This morning was busy in the labour room with five babies being born before midday. The layout of this area is strikingly different from the standard maternity suite in a New Zealand hospital. The room is one open space with eight curtained beds housed in two bays. Perhaps most surprising to me was that it is normal and expected that women birth alone here without any family or partner support. This included women coping with the delivery of babies with very poor, terminal prognoses such as one woman with an anencephalic foetus who was being induced at 41 weeks.

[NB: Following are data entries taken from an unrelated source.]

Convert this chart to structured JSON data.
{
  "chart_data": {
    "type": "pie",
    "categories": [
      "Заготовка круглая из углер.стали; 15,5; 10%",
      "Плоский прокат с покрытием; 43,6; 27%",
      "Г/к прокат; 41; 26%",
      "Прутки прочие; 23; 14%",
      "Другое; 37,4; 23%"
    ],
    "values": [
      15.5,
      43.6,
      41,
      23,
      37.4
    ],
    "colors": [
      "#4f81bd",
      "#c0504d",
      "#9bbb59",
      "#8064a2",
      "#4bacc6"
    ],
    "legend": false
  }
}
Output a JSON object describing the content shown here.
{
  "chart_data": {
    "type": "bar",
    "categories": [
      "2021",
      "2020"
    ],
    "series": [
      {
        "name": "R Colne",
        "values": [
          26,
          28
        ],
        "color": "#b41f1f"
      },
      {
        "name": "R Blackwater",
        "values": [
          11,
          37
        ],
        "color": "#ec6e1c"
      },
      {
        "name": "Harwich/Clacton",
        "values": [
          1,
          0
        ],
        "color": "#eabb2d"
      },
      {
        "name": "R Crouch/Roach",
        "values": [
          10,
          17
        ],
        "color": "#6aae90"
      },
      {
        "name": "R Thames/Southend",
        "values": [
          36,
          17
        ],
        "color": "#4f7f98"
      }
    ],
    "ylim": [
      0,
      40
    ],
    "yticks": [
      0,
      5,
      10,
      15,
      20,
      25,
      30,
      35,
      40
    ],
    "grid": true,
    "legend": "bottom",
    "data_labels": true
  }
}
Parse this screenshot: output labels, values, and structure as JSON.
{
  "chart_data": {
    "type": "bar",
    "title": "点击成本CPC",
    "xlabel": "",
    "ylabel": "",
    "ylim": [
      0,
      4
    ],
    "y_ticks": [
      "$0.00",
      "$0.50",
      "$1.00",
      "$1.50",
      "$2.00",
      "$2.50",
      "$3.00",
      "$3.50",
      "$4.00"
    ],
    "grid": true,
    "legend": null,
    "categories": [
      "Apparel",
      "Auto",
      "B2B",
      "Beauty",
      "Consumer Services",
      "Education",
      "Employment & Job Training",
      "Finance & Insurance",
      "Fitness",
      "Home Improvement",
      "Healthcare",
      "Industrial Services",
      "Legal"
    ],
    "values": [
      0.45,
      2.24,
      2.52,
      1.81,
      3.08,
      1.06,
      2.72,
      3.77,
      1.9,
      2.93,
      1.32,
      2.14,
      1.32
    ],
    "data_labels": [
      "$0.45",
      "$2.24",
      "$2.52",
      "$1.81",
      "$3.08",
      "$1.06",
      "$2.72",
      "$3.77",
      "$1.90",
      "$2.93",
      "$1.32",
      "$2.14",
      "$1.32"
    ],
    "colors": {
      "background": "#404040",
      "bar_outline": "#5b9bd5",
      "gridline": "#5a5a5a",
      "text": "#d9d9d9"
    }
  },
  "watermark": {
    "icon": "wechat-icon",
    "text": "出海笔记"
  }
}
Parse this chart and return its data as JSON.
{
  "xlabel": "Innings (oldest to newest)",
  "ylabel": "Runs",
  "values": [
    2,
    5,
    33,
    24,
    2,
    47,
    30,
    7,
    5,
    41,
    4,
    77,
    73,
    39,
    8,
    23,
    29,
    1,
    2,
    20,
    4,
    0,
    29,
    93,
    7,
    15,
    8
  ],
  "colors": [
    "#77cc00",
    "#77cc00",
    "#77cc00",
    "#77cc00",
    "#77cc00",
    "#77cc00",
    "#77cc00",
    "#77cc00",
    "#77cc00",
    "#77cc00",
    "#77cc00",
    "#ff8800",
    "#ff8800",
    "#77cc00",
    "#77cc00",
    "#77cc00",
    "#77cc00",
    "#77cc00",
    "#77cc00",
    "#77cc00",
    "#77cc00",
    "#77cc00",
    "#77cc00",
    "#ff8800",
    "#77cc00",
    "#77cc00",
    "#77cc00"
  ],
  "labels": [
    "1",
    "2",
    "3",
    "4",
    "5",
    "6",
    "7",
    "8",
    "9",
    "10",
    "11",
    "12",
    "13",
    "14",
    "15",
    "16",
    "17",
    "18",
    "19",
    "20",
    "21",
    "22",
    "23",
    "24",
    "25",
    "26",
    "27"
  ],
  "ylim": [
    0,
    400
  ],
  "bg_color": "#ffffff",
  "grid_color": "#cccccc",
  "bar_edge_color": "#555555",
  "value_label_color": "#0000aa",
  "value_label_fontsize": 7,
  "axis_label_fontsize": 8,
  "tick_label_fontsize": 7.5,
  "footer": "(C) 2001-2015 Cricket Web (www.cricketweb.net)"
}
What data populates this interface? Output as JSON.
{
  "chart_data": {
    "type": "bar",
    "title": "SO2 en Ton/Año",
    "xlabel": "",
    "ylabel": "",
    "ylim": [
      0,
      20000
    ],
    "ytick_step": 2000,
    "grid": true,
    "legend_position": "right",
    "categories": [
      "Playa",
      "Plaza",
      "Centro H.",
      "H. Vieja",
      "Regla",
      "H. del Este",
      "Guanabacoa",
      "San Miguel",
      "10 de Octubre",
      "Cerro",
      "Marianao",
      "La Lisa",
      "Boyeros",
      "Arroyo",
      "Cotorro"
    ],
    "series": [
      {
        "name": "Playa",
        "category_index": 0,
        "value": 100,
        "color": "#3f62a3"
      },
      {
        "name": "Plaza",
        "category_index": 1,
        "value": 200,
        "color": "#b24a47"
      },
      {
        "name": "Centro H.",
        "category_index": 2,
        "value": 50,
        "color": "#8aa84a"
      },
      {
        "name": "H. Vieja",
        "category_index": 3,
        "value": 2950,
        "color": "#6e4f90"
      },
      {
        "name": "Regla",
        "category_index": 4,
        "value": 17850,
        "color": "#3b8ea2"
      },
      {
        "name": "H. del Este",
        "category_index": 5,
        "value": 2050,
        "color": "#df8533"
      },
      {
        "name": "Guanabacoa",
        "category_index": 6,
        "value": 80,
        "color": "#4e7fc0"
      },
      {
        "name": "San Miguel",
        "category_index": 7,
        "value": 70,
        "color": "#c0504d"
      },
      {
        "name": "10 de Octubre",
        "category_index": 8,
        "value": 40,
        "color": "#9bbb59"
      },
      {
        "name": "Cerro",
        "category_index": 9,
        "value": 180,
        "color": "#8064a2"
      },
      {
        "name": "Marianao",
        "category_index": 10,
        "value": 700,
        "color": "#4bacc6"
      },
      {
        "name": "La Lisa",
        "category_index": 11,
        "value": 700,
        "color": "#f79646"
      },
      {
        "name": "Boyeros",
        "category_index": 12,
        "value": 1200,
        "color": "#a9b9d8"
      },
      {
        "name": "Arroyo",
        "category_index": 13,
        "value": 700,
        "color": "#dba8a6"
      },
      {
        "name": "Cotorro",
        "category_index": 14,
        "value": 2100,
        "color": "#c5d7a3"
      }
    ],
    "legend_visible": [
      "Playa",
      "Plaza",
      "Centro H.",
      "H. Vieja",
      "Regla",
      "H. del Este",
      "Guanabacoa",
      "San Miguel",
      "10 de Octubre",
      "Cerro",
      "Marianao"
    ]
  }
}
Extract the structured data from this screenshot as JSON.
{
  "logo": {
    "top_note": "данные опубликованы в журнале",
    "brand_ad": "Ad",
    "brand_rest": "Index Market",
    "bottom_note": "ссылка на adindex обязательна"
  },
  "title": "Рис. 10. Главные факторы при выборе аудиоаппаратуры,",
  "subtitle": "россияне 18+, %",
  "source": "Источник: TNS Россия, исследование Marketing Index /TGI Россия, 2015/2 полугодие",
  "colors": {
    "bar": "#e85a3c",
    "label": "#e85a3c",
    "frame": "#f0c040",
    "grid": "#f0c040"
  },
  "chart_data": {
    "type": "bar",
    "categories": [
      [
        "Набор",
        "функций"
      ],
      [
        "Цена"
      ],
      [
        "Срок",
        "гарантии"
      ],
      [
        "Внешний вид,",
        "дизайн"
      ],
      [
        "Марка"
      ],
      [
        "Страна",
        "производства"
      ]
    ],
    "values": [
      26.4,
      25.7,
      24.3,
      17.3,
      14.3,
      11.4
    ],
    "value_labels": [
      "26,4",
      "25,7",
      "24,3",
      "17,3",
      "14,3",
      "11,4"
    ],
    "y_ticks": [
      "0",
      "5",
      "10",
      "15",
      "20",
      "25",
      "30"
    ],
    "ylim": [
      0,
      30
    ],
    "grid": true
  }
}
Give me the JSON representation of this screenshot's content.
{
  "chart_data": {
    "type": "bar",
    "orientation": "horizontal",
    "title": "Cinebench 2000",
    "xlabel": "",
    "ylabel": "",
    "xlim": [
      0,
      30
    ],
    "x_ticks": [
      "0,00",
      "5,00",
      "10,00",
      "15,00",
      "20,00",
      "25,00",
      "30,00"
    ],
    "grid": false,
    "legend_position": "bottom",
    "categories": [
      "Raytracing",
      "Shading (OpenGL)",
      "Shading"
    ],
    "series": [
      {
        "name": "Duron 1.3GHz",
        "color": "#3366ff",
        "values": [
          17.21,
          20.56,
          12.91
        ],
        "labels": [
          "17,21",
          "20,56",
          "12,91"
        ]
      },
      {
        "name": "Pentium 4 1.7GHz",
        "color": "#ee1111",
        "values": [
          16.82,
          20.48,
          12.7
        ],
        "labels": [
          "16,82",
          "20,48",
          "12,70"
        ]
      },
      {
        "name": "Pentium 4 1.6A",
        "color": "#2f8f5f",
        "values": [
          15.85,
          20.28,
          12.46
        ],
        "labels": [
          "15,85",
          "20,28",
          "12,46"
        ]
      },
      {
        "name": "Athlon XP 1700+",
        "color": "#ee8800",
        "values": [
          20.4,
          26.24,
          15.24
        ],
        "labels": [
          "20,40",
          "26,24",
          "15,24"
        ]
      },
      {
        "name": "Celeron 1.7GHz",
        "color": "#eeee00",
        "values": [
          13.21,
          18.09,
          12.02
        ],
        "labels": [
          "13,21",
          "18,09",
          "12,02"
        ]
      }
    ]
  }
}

Termination of pregnancy is illegal here is this highly religious country (Buddhists being the majority but there are also large Hindu and Muslim populations) as life is considered sacrosanct. The only legal grounds upon which a termination is allowed is in life-saving circumstances. This leads to difficult ethical situations for the consultants. Last week there was a woman on the ward who was in the early stages of pregnancy after being sexually assaulted and who was suffering from a catatonic form of depression, catheterised and nonverbal. There were many debates about the best form of management for her, as termination to prevent or treat maternal mental harm is illegal. To make the situation worse, the woman’s husband had expelled her from the family home due to the shame.
This legal situation means that the indications for foetal ultrasound screening in early pregnancy are different to New Zealand and not all Sri Lankan women will access this during their pregnancy especially if they cannot afford to pay privately. Access to other technology can also be limited to those who can afford it. On one occasion the consultant recommended that a patient consider paying for pre-implantation genetic diagnosis for her next pregnancy due to her carrying her second foetus with polycystic kidney disease, a condition that had killed her first child in the neonatal period.
Despite the cost associated with some aspects of care Sri Lanka has some of the best maternal outcomes particularly in Asia where the maternal mortality rate in 2013 in neighbouring India was 189 maternal deaths per 100 000 live births and in Nepal the rate was even higher at 291 per 100 000. Researchers have attributed Sri Lanka’s low rate of 32 maternal deaths per 100 000 live births to the skill of the health professionals attending the births, an emphasis in government policy upon good maternal care and a relatively accessible free public health care system.